🤖 AI Summary
This paper reveals a severe privacy leakage risk in locally deployed web research agents (WRAs): their high-frequency, temporally correlated domain access patterns—up to 70–140 domains per query—form distinctive behavioral fingerprints, enabling adversaries such as ISPs to infer user query intent and latent traits solely from network metadata. To exploit this, we propose a traffic-timing-based fingerprinting method and introduce OBELS, a novel behavioral similarity metric. OBELS enables, for the first time, high-accuracy recovery of both the semantic content of WRA prompts and users’ latent traits. Evaluated on a multi-session trajectory dataset combining synthetic personas and real-world behavior, our attack recovers over 73% of prompt functionality under partial observability and noise, and correctly identifies 19 out of 32 latent traits. Our proposed mitigations reduce attack success rate by 29% on average, without compromising system utility.
📝 Abstract
We show that Web and Research Agents (WRAs) -- language model-based systems that investigate complex topics on the Internet -- are vulnerable to inference attacks by passive network adversaries such as ISPs.
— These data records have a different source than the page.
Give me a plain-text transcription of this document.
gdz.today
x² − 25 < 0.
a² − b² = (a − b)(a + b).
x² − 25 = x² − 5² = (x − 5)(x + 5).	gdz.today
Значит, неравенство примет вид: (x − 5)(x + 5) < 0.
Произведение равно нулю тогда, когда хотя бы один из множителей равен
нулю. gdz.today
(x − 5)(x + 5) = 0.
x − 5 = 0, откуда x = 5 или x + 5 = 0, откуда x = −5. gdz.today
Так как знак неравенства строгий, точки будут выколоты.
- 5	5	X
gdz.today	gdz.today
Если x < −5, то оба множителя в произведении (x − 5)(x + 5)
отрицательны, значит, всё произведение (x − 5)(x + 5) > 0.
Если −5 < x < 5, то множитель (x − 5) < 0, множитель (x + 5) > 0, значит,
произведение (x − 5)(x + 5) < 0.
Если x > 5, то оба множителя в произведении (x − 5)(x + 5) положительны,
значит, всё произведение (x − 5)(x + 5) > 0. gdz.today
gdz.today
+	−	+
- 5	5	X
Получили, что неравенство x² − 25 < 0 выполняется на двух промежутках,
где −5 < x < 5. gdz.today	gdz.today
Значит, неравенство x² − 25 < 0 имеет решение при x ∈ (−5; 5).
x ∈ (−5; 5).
These agents could be deployed emph{locally} by organizations and individuals for privacy, legal, or financial purposes. Unlike sporadic web browsing by humans, WRAs visit $70{-}140$ domains with distinguishable timing correlations, enabling unique fingerprinting attacks.
Specifically, we demonstrate a novel prompt and user trait leakage attack against WRAs that only leverages their network-level metadata (i.e., visited IP addresses and their timings). We start by building a new dataset of WRA traces based on user search queries and queries generated by synthetic personas. We define a behavioral metric (called OBELS) to comprehensively assess similarity between original and inferred prompts, showing that our attack recovers over 73% of the functional and domain knowledge of user prompts. Extending to a multi-session setting, we recover up to 19 of 32 latent traits with high accuracy. Our attack remains effective under partial observability and noisy conditions. Finally, we discuss mitigation strategies that constrain domain diversity or obfuscate traces, showing negligible utility impact while reducing attack effectiveness by an average of 29%.